Zur Thematik: Darf der Beschuldigte im Ermittlungsverfahren getäuscht werden? – Zur grundsätzlichen Zulässigkeit aktiver Täuschung im Ermittlungsverfahren. Ein lesenswerter Beitrag von Staatsanwalt Bijan Nowrousian in der Zeitschrift Neue Zeitschrift für Strafrecht, NStZ 11/2016, S. 625ff.
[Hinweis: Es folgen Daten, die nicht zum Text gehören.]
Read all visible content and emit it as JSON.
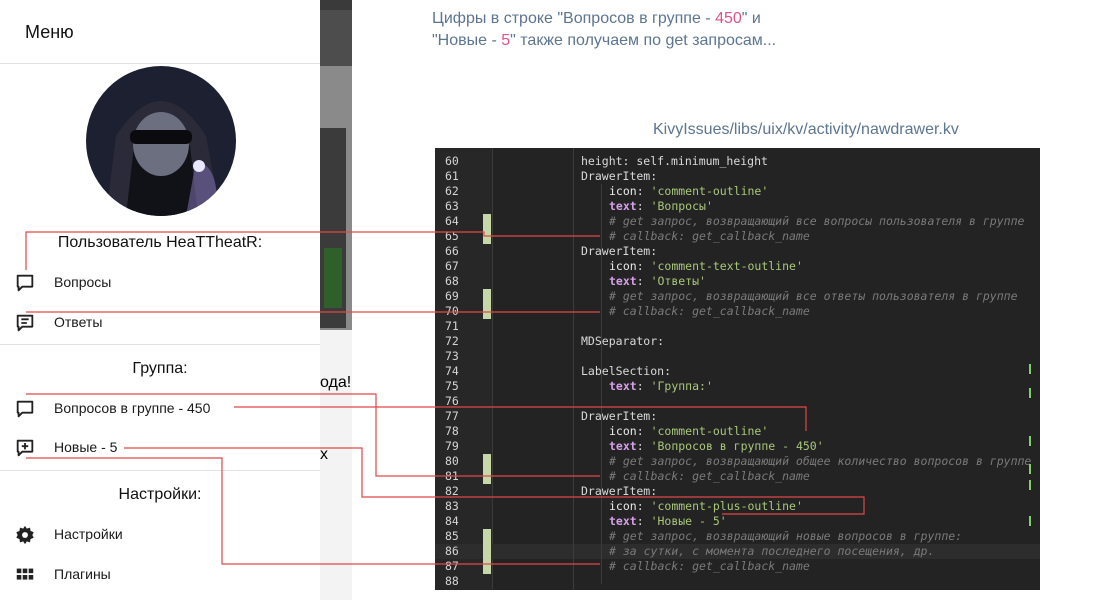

In der NStZ 03/2016, S. 139ff ist ein interessanter Beitrag von Staatsanwalt Dr. Benjamin Krause zu dem Thema: IP-Tracking durch Ermittlungsbehörden: Ein Fall für § 100g StPO? – Zugleich Besprechung des BGH-Beschl. v. 23.09.2014 – 1 BGs 210/14 zu finden. Entgegen dem BGH hält der Verfasser für IP-Tracking einen Beschluss nach § 100g StPO für nicht erforderlich.